Parce qu'Adam et Anthony sont liés. Par leur ressemblance. Par plus, possiblement. En fait, sont-ils le même homme, même s'ils partagent l'écran et se donnent la réplique à plusieurs reprises? «Oui et non. Chose certaine, nous sommes différentes personnes dans les différentes parties de notre vie. Le visage que nous présentons au monde change selon que nous sommes chez nous, au travail entouré de nos collègues, à un cocktail où nous buvons un peu trop, etc.»

Jake Gyllenhaal ne livrera pas d'autre clé pour déchiffrer l'énigme Enemy - laquelle dépasse de beaucoup la seule question d'identité: «L'expérience a presque été comme un rêve. J'espère que le film dégage la même impression d'onirisme» - car une grande partie du plaisir consiste à se laisser bercer par l'étrangeté du récit. Et à sortir de la salle avec des questions en tête. «Je pense que les gens aiment être dans cet état-là», dit celui qui a fait son entrée dans l'imaginaire collectif en campant le rôle-titre dans Donny Darko. Combien de discussions a allumées ce film et d'interprétations a-t-il fait l'objet!

«J'aime cette idée de «tout est possible». C'est excitant et terrifiant à la fois.» Et cela explique bien de ses choix de carrière. Comme d'accepter le défi que représentait Enemy, qu'il a relevé avec un réalisateur dont il savait au départ très peu. «Denis m'a envoyé un mot où il m'expliquait ce qu'il voulait faire, pourquoi il voulait le faire et la signification de ce projet pour lui. J'ai été vraiment très ému par cette note.»
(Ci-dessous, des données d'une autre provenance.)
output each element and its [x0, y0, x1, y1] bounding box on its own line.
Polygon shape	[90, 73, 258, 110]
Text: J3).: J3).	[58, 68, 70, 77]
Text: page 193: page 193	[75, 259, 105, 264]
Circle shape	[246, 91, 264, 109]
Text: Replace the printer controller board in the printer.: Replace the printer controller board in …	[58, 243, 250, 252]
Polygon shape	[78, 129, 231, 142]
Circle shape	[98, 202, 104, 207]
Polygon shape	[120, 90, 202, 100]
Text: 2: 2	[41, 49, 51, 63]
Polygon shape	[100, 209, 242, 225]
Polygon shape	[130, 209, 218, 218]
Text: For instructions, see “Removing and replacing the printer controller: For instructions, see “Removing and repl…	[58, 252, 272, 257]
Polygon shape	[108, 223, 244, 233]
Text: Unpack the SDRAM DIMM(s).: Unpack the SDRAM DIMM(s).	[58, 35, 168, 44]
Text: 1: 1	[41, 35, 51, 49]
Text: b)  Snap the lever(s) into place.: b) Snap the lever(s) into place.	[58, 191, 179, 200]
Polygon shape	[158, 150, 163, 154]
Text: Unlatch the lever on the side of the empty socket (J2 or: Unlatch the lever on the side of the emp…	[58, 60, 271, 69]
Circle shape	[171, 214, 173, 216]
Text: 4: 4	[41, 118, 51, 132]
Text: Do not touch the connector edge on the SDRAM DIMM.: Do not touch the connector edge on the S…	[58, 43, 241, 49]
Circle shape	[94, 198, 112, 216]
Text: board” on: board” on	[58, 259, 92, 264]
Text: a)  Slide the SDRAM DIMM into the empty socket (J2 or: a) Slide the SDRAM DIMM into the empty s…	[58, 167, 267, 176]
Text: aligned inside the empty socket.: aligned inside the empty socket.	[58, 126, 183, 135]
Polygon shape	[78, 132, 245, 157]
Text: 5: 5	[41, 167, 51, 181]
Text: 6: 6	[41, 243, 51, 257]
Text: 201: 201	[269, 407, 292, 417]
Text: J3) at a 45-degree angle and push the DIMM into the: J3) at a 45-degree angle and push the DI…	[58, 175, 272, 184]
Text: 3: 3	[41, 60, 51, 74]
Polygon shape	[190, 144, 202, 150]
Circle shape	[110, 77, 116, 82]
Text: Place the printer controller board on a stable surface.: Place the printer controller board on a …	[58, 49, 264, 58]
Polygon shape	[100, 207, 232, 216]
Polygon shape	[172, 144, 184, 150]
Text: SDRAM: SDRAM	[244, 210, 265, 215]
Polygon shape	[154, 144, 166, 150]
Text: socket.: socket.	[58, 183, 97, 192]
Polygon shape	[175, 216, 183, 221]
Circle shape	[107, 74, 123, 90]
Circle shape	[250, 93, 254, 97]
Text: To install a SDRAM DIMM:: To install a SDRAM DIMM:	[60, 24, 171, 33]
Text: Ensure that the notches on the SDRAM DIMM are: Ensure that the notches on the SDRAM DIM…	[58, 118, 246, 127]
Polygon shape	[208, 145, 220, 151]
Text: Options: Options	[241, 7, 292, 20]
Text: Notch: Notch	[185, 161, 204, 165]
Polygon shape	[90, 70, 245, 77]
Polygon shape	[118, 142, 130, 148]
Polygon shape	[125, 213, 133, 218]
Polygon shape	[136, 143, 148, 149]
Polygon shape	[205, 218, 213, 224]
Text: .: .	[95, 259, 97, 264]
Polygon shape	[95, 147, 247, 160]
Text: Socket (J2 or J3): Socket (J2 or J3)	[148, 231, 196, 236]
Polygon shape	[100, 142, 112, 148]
Plus tard, après avoir lu le scénario, Jake Gyllenhaal a rencontré Denis Villeneuve. Dire que ça a cliqué entre eux est un euphémisme. «Comme réalisateur, il n'a pas peur. Il sait aussi exactement ce qu'il veut, mais il me permet d'avoir mon espace. Visuellement et esthétiquement, ce qu'il fait est toujours intéressant. Et il est en quête de vérité.»

Bref, l'admiration étant réciproque, il ne serait pas surprenant qu'après Enemy et Prisoners (qu'ils ont tourné tout de suite après), Denis Villeneuve et Jake Gyllenhaal explorent de nouveau ensemble ces zones sombres et ambiguës de l'espace humain.